In April 1927 Collins took out an advert in The Manchester Guardian to showcase some of its newer books. The Big Four was one of the titles to be mentioned (‘a thrilling story’), while it claimed that ‘The publishers hope to receive Mrs Christie’s manuscript for her next detective novel, The Mystery of the Blue Train, very soon,’ before giving a somewhat coy update on the author herself: ‘Mrs Christie has been recuperating in the Canary Islands after her recent illness.’[55] The dramas of 1926 had been put to one side, and it would soon be business as usual once more.

The Mystery of the Blue Train

(Novel, 1928)


Personal insights from Agatha Christie regarding her own stories are relatively rare for an author with such a lengthy and distinguished career. Much of her autobiography covers her childhood and matters away from her writing – but, when she did discuss her own works, there was one recurring opinion. As she said in 1966, ‘Easily the worst book I ever wrote was The Mystery of the Blue Train. I hate it.’[56] Objectively, it’s not difficult to imagine that it was really this period of Christie’s life that she was so unhappy with, rather than her writing, but there’s no doubt that Christie made this novel the focus of her misery at this time. In an unpublished portion of her autobiography, she elaborated on her feelings further:

I have always hated The Mystery of the Blue Train. Presumably I turned out a fairly decent piece of work, since some people say it is their favourite book (and if they say so they always go down in my estimation). It was terribly full of clichés, the plot was predictable, the people were unreal. It got better towards the end because when you have lived with a thing long enough, and pushed yourself on, you cannot help allying yourself a little with what you are writing about. But it certainly had no zest, no joie de vivre, no faintest flash of enjoyment about it.[57]

While The Mystery of the Blue Train is not without its flaws, few readers could agree with Christie’s complete dismissal of it even though such feelings lingered long in her memory.

Perhaps any reader with no knowledge of the context of the writing of the novel could view it as simply a slightly lesser Poirot mystery. However, read with a recuperating Christie in mind, forcing herself to complete a book in the shadow of the death of her beloved mother and the end of her marriage, it’s not difficult to see evidence of the laborious hard work and systematic processes that Christie has undertaken to transform a good Poirot short story into a full-length novel.

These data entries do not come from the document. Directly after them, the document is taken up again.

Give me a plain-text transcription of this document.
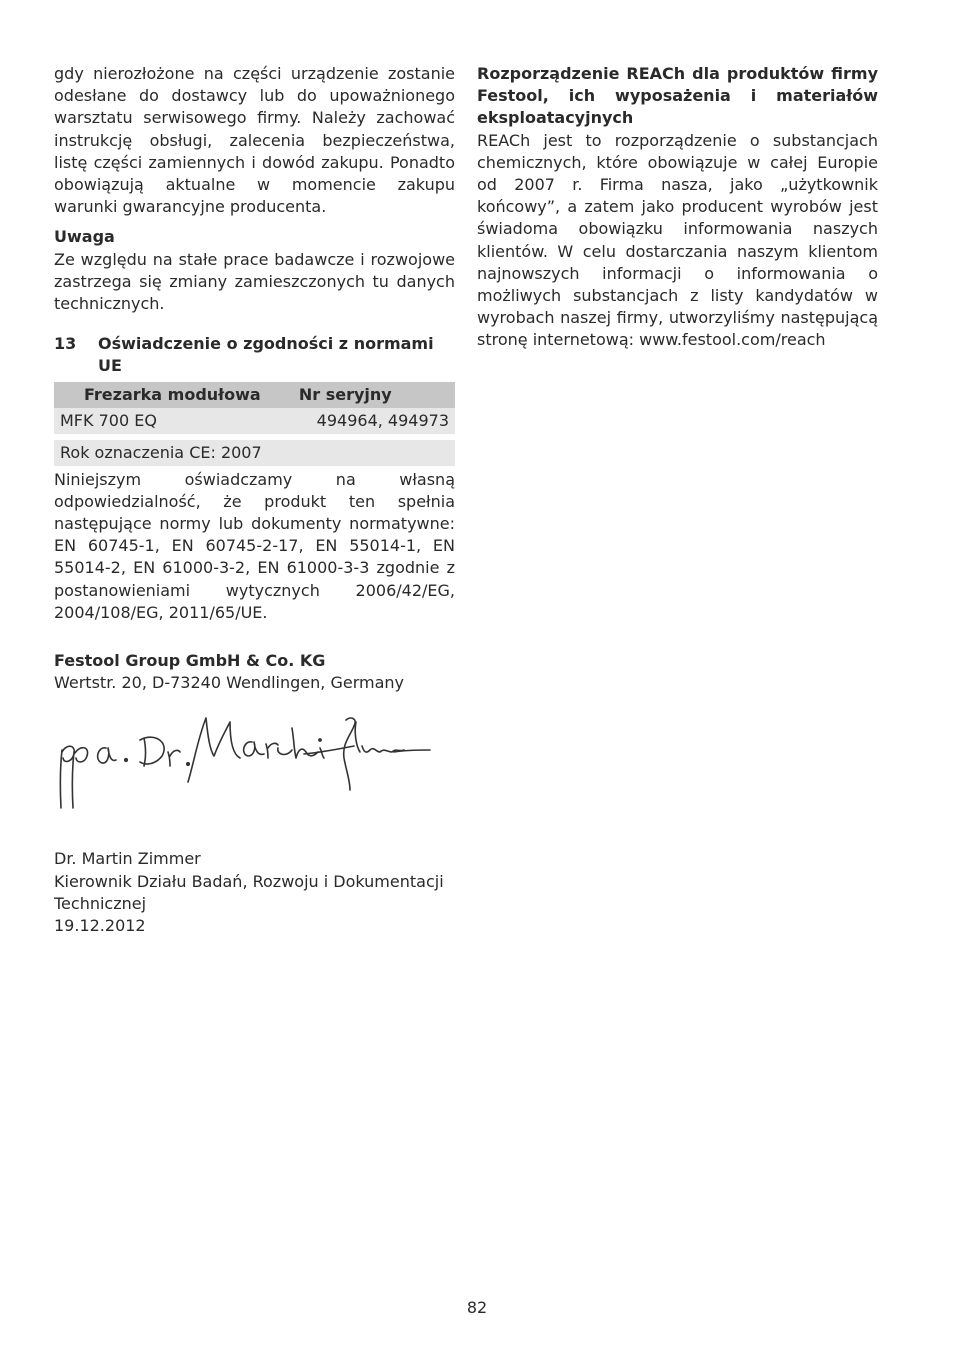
gdy nierozłożone na części urządzenie zostanie odesłane do dostawcy lub do upoważnionego warsztatu serwisowego firmy. Należy zachować instrukcję obsługi, zalecenia bezpieczeństwa, listę części zamiennych i dowód zakupu. Ponadto obowiązują aktualne w momencie zakupu warunki gwarancyjne producenta.

Uwaga

Ze względu na stałe prace badawcze i rozwojowe zastrzega się zmiany zamieszczonych tu danych technicznych.

13	Oświadczenie o zgodności z normami UE
Frezarka modułowa	Nr seryjny
MFK 700 EQ	494964, 494973

Rok oznaczenia CE: 2007	

Niniejszym oświadczamy na własną odpowiedzialność, że produkt ten spełnia następujące normy lub dokumenty normatywne: EN 60745-1, EN 60745-2-17, EN 55014-1, EN 55014-2, EN 61000-3-2, EN 61000-3-3 zgodnie z postanowieniami wytycznych 2006/42/EG, 2004/108/EG, 2011/65/UE.

Festool Group GmbH & Co. KG
Wertstr. 20, D-73240 Wendlingen, Germany
Dr. Martin Zimmer

Kierownik Działu Badań, Rozwoju i Dokumentacji Technicznej

19.12.2012

Rozporządzenie REACh dla produktów firmy Festool, ich wyposażenia i materiałów eksploatacyjnych

REACh jest to rozporządzenie o substancjach chemicznych, które obowiązuje w całej Europie od 2007 r. Firma nasza, jako „użytkownik końcowy”, a zatem jako producent wyrobów jest świadoma obowiązku informowania naszych klientów. W celu dostarczania naszym klientom najnowszych informacji o informowania o możliwych substancjach z listy kandydatów w wyrobach naszej firmy, utworzyliśmy następującą stronę internetową: www.festool.com/reach

82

This short story was ‘The Mystery of the Plymouth Express’, originally published during The Sketch’s run of Poirot short stories in 1923, and much remains unchanged.[58] The basic story concerns a woman who is found murdered in a train carriage (in the novel she is travelling towards the French Riviera, rather than the short story’s Devon), having apparently been the victim of a plot to steal valuable jewellery that she was travelling with. The book then expands on some obvious potential villains in both the victim’s husband and the lover of the dead woman, a mysterious Count. There’s also a web of alibis that will take the considerable powers of deduction of Poirot to untangle.

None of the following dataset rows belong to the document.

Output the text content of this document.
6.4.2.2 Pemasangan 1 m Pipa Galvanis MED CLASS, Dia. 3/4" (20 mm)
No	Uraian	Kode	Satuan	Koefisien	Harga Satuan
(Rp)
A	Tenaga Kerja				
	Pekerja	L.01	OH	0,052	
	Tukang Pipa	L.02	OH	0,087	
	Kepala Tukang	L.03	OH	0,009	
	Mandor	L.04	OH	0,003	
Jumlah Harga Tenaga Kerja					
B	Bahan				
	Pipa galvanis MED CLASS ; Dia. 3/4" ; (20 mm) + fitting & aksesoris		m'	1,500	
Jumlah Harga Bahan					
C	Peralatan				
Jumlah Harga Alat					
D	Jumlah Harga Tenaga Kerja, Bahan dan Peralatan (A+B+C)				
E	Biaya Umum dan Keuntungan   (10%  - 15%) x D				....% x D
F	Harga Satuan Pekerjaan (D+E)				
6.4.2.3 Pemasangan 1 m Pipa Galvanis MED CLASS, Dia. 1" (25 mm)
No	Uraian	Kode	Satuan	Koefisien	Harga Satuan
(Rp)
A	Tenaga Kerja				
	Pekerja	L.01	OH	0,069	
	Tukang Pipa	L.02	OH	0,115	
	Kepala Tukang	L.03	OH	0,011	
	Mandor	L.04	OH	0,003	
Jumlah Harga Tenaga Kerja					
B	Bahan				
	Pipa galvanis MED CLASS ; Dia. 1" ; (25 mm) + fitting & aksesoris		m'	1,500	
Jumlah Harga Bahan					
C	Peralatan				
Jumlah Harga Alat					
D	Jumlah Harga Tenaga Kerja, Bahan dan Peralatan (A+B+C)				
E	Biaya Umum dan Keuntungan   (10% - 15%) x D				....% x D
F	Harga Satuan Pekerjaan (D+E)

The struggle to expand the original story is all too obvious from the opening, however, as Christie offers both narrative dead-ends and disorientating shifts of focus in an attempt to lend some atmosphere and mystery early on. While this material may have been added for stylistic reasons, much of it is also evident as padding, especially when re-read with the knowledge of which plot threads remain relevant, and which come to nothing. In fact, the story itself is a relatively rare Christie that is only really satisfying on its first reading as she works to obfuscate and distract from the actually rather simple (if ingenious) plotting of the murderer. The truth is that the neatly plotted short story does not offer enough material for the fully expanded novel, something that Christie was clearly well aware of, and so she provides a plethora of distractions, particularly extraneous characters, to ensure that the bare bones of the mystery are not inspected too closely, lest the reader should work out the case rather quicker than the author would like.